It’s been a year since Congress enacted the Dodd-Frank financial regulation law. That might seem plenty of time to get the new rules in good working order. But as it turns out, many haven’t even been written yet, and lobbying is under way to derail at least some of them.
Louise Story, who covers finance for The Times, has been writing about the obstacles to completing and implementing the regulations required by the law, and she discusses them on the new Weekend Business podcast. Some lobbyists are trying not only to slow the process, she says, but also to overturn the law, if not during this Congress then after the 2012 election.

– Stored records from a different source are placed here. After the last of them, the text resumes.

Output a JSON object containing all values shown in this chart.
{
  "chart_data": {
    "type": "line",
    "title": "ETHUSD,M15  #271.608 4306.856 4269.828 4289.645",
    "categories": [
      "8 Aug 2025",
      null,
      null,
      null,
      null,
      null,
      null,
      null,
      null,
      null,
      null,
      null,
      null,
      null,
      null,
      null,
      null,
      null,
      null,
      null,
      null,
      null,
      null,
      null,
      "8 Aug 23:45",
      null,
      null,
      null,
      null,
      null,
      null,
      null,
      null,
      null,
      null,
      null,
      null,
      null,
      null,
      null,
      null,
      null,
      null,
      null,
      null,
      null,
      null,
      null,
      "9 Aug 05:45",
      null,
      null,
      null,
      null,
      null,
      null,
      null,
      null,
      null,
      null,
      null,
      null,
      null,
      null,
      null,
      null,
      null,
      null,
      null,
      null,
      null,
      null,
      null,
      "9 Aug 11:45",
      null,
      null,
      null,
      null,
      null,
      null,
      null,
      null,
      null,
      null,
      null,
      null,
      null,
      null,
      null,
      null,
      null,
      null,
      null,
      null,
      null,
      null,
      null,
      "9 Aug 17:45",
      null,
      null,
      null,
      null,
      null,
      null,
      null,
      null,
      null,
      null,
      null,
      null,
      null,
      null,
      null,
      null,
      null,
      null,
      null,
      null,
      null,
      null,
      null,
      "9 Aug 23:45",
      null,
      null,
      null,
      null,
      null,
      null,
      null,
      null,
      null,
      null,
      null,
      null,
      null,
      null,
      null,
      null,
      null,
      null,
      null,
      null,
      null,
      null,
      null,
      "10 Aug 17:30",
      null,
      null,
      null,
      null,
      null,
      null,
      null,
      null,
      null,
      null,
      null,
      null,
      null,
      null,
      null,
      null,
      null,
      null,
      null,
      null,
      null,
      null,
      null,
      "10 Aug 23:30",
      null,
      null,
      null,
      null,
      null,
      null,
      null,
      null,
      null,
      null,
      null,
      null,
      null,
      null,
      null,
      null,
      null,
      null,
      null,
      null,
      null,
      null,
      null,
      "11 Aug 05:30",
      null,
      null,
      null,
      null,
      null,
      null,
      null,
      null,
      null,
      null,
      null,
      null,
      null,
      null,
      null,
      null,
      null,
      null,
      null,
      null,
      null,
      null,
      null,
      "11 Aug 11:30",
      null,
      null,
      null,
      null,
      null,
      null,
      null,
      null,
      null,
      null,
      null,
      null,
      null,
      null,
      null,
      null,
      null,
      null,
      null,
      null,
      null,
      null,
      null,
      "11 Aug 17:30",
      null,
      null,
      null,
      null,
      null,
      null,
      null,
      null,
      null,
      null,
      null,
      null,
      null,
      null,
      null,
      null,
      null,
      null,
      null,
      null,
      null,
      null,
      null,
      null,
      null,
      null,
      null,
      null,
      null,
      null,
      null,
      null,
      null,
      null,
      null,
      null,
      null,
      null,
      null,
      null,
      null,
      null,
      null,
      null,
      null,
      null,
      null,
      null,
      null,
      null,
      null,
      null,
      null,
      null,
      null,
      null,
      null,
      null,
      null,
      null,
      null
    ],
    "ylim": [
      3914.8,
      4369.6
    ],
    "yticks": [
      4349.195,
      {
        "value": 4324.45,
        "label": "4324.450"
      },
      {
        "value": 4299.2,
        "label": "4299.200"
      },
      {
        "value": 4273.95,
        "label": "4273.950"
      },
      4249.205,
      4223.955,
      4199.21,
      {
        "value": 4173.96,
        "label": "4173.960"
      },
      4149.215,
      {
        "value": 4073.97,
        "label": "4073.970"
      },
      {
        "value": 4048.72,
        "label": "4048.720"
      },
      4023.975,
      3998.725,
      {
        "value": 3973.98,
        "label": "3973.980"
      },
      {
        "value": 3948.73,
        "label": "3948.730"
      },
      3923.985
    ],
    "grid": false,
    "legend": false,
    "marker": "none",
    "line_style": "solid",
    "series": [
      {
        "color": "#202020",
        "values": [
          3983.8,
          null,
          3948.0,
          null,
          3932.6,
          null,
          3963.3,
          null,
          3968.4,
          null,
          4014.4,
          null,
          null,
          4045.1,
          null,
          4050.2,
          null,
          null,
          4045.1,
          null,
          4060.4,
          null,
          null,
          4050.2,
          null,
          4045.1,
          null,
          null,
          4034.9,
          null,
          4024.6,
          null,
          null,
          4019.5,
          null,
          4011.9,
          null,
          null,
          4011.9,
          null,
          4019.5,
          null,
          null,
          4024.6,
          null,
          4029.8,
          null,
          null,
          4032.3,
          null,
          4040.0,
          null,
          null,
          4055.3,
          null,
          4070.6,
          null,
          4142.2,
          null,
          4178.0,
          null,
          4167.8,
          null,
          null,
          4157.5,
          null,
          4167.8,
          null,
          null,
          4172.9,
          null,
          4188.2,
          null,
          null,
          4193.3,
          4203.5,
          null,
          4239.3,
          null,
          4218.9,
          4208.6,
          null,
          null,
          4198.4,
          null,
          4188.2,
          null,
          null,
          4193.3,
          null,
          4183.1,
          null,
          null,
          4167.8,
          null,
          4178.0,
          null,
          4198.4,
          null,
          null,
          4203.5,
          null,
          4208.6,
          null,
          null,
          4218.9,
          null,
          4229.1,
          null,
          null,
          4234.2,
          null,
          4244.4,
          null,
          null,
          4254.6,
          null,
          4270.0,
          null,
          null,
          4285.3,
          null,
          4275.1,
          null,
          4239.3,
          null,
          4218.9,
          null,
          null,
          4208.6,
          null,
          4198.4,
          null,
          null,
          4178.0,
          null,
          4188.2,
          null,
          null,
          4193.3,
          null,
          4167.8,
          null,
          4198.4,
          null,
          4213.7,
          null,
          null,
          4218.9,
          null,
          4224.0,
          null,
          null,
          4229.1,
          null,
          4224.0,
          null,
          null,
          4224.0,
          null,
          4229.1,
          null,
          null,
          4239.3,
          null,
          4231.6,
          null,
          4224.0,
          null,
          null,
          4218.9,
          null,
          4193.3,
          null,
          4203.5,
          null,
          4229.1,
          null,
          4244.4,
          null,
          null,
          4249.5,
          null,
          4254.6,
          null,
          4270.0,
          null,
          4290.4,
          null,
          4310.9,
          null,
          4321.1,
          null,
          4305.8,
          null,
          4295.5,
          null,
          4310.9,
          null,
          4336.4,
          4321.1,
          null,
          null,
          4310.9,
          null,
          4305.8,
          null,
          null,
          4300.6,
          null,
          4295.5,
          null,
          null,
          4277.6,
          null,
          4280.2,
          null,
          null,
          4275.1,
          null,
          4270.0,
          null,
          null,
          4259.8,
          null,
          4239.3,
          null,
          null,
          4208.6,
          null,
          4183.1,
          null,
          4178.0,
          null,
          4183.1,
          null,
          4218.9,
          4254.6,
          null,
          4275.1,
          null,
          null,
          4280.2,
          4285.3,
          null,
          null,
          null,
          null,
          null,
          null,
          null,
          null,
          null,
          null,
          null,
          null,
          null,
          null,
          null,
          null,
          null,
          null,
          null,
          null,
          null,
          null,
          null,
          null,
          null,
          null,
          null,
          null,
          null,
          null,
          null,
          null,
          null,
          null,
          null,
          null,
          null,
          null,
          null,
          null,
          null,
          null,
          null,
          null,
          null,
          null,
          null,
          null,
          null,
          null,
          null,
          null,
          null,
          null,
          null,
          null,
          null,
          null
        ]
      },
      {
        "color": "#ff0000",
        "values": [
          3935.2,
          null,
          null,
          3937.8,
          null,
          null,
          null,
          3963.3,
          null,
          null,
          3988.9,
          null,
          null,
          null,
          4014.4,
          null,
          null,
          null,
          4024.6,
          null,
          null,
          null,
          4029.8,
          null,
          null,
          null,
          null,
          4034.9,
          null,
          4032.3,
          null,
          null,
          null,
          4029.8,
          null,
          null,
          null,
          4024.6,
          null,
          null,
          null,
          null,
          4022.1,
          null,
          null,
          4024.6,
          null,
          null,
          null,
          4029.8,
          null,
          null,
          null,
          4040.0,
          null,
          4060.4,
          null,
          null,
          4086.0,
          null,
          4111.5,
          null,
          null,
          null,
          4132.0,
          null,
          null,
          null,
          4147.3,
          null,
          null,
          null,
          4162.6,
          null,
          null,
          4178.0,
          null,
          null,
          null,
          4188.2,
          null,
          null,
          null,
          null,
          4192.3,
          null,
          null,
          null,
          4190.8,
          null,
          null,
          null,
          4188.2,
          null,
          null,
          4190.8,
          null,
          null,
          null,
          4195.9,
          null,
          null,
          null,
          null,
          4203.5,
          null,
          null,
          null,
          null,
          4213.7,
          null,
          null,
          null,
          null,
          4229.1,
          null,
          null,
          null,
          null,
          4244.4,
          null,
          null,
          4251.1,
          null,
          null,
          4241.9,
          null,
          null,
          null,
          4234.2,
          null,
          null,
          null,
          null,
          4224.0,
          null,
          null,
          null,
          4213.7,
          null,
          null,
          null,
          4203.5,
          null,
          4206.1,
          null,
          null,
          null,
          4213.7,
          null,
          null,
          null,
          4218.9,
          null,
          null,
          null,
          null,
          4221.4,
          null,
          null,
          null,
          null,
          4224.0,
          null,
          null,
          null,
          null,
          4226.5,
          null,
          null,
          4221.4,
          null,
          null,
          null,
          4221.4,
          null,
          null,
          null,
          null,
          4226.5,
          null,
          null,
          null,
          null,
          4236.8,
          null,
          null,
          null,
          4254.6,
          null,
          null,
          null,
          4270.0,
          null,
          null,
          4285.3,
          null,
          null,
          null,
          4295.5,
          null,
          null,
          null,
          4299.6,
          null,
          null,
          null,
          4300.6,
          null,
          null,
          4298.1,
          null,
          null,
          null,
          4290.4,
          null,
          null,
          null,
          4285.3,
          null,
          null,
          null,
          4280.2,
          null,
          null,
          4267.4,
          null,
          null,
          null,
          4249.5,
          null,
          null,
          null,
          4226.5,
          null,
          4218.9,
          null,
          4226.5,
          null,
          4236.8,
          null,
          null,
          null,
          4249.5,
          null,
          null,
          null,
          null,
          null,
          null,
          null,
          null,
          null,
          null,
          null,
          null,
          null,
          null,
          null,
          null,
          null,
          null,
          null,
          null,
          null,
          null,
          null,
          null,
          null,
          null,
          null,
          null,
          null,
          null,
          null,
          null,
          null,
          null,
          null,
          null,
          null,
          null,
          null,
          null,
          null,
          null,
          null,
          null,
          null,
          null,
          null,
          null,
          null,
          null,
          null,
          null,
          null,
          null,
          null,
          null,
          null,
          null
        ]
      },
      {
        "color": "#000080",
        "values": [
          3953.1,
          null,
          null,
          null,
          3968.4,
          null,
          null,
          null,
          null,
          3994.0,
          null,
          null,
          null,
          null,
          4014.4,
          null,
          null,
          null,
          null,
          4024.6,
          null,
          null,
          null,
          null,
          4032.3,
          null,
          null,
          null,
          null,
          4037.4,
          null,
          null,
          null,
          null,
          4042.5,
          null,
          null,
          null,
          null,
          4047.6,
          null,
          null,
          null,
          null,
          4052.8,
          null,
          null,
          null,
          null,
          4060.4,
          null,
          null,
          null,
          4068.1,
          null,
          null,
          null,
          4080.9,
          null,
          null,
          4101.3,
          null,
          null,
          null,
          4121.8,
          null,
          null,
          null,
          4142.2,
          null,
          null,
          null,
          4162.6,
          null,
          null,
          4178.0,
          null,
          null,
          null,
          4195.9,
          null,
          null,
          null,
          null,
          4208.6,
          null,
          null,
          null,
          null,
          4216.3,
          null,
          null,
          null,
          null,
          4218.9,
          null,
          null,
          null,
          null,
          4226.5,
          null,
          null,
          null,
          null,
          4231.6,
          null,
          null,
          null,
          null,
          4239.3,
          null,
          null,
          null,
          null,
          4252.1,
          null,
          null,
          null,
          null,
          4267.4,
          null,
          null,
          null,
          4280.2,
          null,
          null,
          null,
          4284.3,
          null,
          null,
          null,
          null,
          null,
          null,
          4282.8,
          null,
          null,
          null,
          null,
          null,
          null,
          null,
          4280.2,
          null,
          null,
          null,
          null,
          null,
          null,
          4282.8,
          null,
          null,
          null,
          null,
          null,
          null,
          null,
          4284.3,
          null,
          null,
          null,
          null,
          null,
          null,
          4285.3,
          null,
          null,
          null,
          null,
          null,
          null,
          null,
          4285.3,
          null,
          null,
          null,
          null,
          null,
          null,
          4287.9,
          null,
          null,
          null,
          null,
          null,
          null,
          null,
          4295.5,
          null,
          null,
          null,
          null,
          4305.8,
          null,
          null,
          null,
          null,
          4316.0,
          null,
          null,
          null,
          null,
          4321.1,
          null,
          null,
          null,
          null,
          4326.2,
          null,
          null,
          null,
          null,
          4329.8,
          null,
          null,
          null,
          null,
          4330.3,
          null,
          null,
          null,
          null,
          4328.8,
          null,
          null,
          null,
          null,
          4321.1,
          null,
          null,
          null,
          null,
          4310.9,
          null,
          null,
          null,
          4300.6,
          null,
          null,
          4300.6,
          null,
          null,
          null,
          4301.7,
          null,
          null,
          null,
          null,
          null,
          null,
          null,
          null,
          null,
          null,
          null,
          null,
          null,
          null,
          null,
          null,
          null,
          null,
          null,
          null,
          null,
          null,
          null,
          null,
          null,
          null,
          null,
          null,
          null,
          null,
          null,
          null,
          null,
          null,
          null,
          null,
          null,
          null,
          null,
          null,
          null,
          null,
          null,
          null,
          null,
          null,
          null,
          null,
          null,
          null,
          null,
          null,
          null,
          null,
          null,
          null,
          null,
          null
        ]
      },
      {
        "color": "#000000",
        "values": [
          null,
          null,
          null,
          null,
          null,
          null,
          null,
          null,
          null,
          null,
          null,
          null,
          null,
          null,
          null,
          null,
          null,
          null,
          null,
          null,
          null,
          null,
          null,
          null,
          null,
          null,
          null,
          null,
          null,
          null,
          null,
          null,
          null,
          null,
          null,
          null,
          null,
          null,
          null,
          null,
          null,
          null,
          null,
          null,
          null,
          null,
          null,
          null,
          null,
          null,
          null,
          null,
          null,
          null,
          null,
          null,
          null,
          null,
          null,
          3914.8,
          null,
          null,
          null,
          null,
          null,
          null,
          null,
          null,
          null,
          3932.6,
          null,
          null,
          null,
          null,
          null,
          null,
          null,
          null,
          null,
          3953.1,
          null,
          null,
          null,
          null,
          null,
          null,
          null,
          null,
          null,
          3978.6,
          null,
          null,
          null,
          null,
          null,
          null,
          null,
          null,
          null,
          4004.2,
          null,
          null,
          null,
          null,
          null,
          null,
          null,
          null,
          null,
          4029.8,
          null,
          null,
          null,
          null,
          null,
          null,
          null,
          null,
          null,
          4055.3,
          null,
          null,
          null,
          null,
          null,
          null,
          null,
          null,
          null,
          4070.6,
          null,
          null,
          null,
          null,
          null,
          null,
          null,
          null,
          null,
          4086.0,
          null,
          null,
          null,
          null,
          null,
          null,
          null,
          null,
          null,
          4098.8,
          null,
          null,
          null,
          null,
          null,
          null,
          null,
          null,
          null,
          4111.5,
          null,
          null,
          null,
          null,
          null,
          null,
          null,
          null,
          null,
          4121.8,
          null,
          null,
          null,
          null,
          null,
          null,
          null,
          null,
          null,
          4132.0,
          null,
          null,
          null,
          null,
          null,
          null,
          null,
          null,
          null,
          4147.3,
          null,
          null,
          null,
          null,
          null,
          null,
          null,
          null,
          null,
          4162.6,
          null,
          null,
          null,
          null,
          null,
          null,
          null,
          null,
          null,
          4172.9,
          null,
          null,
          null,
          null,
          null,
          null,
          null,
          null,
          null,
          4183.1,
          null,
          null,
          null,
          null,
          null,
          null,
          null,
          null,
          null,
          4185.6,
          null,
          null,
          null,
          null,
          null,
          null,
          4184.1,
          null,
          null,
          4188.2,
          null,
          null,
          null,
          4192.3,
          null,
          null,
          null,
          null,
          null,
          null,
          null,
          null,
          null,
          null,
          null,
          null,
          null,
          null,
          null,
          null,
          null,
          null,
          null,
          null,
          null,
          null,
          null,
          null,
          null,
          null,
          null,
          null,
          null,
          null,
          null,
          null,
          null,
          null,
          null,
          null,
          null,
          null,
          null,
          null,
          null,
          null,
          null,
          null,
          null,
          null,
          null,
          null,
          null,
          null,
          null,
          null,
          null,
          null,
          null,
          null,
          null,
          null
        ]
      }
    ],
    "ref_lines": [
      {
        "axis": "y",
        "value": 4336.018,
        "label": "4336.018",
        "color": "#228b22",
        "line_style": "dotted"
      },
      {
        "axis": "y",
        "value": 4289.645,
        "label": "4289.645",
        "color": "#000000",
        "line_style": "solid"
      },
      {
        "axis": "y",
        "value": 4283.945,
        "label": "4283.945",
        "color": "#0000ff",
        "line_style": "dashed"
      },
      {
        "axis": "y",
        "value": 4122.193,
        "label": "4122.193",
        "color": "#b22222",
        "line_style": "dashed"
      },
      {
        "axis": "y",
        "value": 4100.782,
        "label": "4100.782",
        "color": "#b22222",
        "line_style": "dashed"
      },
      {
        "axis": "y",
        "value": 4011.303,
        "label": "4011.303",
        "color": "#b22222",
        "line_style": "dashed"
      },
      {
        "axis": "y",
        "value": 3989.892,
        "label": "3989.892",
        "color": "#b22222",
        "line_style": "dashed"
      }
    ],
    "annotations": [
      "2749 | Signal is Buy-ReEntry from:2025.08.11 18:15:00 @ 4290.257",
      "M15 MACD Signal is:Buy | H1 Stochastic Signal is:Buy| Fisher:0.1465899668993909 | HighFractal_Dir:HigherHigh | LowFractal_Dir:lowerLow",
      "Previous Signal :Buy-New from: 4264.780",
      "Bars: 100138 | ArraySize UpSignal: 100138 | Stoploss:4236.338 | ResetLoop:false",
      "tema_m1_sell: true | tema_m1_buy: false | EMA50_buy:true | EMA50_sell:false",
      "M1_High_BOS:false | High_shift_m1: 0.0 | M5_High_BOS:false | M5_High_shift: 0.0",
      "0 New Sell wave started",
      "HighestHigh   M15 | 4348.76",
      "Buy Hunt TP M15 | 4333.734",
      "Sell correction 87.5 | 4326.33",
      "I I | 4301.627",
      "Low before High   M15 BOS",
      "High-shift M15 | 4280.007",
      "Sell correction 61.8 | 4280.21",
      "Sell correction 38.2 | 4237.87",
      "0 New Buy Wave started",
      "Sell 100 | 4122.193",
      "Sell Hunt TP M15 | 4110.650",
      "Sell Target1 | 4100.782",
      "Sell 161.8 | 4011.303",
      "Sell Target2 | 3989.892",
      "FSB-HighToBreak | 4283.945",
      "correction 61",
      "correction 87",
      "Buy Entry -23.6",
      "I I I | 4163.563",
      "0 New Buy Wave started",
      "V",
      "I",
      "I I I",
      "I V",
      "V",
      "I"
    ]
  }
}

In another conversation in the podcast, Robert Shiller, the Yale economist, says a social epidemic of rampant optimism caused the housing bubble. As he writes in the Economic View column in Sunday Business, the expectations of home buyers have since plummeted, making it likely that the housing market will remain weak for months to come.
And David Gillen talks to Liz Alderman about the central role of Josef Ackerman, the head of Deutsche Bank, in dealing with the European debt crisis. As she writes on the cover of Sunday Business, Mr. Ackerman may be the most powerful banker in Europe.
While he dispenses advice to European politicians, he is a servant of the shareholders of his own bank. Deutsche Bank’s interests and those of the citizens of an embattled country like Greece are hardly identical, as has been made very clear as the financial crisis continues.
You can find specific segments of the podcast at these junctures: financial regulation (31:07); news roundup (22:05); Deutsche Bank (18:22); Robert Shiller (10:38); the week ahead (2:08).
As articles discussed in the podcast are published during the weekend, links will be added to this posting.